William Anseume: La dura gesta gremial - LaPatilla.com

William Anseume: La dura gesta gremial

Finalizado el proceso electoral, nuestra propuesta para la Junta Directiva de la Asociación de Profesores de la USB obtuvo el triunfo para todos los cargos. Aprovecho para saludar efusivamente al nuevo presidente de nuestra organización: Omar Pérez Avendaño.

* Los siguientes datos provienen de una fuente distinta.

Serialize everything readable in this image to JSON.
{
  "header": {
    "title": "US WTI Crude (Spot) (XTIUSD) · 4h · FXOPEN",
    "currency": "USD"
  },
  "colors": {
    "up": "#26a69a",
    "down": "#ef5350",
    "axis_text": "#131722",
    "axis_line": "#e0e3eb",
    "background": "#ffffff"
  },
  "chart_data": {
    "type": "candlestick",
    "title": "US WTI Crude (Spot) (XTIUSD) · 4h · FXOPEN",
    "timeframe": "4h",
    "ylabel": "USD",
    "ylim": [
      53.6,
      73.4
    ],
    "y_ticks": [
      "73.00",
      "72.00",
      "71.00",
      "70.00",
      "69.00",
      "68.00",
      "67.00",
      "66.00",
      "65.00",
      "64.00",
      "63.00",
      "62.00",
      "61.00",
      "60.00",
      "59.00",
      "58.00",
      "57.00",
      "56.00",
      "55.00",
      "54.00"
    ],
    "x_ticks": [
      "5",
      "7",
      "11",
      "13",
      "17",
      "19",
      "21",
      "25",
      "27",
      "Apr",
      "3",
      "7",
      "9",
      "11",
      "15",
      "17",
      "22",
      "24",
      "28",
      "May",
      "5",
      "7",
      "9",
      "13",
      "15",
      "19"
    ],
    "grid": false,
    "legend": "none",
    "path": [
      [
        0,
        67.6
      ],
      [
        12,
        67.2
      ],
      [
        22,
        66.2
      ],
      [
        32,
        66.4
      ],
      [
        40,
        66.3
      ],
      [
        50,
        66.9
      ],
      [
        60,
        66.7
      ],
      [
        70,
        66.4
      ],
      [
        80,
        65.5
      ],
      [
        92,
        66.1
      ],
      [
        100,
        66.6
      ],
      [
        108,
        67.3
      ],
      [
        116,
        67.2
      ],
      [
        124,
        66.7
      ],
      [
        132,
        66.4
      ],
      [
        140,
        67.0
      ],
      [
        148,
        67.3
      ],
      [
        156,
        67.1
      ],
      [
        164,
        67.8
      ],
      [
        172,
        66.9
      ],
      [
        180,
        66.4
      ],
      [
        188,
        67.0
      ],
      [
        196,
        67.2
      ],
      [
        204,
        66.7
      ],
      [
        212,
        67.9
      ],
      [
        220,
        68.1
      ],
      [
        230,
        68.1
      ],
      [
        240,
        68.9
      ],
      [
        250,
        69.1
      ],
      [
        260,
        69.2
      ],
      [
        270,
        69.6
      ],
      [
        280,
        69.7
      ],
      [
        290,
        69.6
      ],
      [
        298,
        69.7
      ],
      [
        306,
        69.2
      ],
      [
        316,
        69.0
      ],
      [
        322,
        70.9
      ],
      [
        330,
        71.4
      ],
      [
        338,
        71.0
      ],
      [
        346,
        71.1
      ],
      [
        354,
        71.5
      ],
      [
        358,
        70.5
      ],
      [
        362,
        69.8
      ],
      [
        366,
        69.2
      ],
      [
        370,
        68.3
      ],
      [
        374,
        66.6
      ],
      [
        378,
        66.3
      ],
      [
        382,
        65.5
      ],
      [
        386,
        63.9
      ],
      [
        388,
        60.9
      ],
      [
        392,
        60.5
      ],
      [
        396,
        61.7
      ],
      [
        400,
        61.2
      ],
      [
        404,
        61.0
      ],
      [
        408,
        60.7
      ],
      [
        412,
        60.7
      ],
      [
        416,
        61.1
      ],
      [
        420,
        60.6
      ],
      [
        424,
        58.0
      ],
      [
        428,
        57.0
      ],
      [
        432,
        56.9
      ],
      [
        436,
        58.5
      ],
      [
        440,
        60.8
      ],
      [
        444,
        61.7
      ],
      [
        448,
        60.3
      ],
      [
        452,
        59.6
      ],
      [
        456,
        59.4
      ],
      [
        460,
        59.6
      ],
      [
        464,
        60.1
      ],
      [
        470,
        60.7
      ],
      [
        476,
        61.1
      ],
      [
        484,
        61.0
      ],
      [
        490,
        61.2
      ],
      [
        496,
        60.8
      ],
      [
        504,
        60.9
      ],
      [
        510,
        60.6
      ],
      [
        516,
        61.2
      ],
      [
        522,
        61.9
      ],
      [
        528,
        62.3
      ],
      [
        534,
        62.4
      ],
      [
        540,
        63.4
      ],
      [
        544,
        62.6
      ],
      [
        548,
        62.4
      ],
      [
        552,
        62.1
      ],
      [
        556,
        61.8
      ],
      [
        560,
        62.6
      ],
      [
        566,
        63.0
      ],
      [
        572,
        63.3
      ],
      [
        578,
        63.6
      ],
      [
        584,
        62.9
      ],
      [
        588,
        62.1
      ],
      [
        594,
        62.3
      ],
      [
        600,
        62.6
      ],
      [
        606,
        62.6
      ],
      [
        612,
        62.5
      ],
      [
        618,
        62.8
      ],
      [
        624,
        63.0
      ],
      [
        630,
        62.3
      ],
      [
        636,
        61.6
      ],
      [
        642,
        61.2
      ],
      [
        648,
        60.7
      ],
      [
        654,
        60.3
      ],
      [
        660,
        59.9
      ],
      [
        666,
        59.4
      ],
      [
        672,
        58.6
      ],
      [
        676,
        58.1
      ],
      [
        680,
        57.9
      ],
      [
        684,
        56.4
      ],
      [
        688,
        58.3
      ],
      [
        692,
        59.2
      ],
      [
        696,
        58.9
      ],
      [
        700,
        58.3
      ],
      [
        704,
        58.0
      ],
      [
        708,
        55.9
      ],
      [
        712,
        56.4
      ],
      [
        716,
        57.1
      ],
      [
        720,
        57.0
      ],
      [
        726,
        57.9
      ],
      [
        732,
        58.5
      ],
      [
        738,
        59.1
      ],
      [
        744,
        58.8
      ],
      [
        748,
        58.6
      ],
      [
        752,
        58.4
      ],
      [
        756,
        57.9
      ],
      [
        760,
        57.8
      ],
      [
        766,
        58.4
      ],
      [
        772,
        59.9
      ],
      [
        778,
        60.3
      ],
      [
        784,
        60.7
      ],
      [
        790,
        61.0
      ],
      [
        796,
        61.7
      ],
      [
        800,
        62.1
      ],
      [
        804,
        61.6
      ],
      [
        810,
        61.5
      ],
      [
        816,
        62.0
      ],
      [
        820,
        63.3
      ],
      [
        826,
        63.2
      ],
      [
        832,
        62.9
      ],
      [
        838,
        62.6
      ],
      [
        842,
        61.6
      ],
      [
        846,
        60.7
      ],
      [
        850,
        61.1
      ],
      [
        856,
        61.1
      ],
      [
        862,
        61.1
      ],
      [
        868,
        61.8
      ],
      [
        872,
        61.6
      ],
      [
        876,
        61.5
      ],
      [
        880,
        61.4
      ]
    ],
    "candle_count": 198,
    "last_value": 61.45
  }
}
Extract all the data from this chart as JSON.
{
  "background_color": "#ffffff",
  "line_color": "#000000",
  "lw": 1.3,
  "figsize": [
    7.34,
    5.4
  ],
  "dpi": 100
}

Un periodista me pregunta, una vez notificado el triunfo, si está elección va a servir para arreglar los problemas de la USB y de la universidad venezolana. En principio me molestó la pregunta, un tanto impertinente. Después, como siempre, reflexioné y respondí. Podría no ser exactamente una insolencia en medio del desasosiego reinante. Le indiqué que no, que apenas resolvía una nueva junta aguerrida que continuará la lucha diaria en procura de la resolución de esa inmensa problemática y su denuncia continua. No tengo dudas de que así será. Y no porque hayan reservado un cargo, el último de la lista para mí. Si no porque sé la tesitura de pelea por los derechos de la que están hechos estos profesores gallardos que ahora nos unimos por un mismo objetivo: los profesores y la universidad.

En ella, en la elección, no faltaron factores diversos en contra. Y no me refiero a la plancha adversa. Porque en toda institución conviven diversas visiones, mucho más en la universidad, por su naturaleza. En contra no solo teníamos a las autoridades que han prolongado indebidamente por cuatro años la intervención. También hubo múltiples posiciones afloradas para desplazarnos, factores políticos, indudablemente, y otros que consideran que atacar a estas autoridades interinas es perjudicial para la universidad, como si el problema y el perjuicio no hubiera sido su nefasta designación y el propósito de ella, como si el accionar destructivo, haciendo seguidilla a la destrucción de la educación que ha llevado el régimen nacional como política, no imperase hoy en la USB.





Una cosa es considerar que los trapos sucios deben lavarse en casa y muy otra es tapar, o, más bien, querer tapar la realidad inocultable de una universidad pública. No hablo solo de los sueldos que ya todos conocemos lo miserables que son. Cómo obligan a financiar la educación al personal académico, técnico, profesional y obrero. Una de las principales luchas que debemos seguir sosteniendo a diario, cuando se acerca la quincena de los tres años sin ajuste de sueldos y del salario. Pero nos agobia también la desprotección social que han profundizado consecutivamente, el acoso laboral que en la USB se ha exponenciado desproporcionada e injustamente, los problemas físicos y materiales causados por la falta de presupuesto, la autonomía universitaria y la joya de esa corona: las elecciones rectorales. Por no hablar de elementos académicos como el de atraer personal y evitar más fugas de talentos. Demasiados temas para que la universidad así sobreviva. ¿Trapos de casa? ¿Juegos con interinos y el régimen? Eso enfrentamos.

El desafío es inmenso en estos tiempos tan álgidos para la vida democrática y la vida académica, universitaria. Sostener por dos años una gestión contra toda adversidad será tarea muy complicada. Como lo ha sido antes esta brega contra tan diversos oponentes. Algunos de los cuales ni siquiera pudieron cuajar una coherencia hecha plancha, prefirieron el retiro después de presentarse y vagar en busca de cabezas líderes que finalmente se disolvieron. Mi más profundo agradecimiento a los profesores y a la confianza depositada de nuevo en nosotros. Ellos saben en quienes entregar estas tan difíciles responsabilidades. Básicamente en la experiencia, en la contundencia de los reclamos por esos y tantos otros derechos que pretenden seguirnos conculcando. Continuamos la lucha, debido al pronunciamiento inequívoco de los profesores de la USB. Me complace.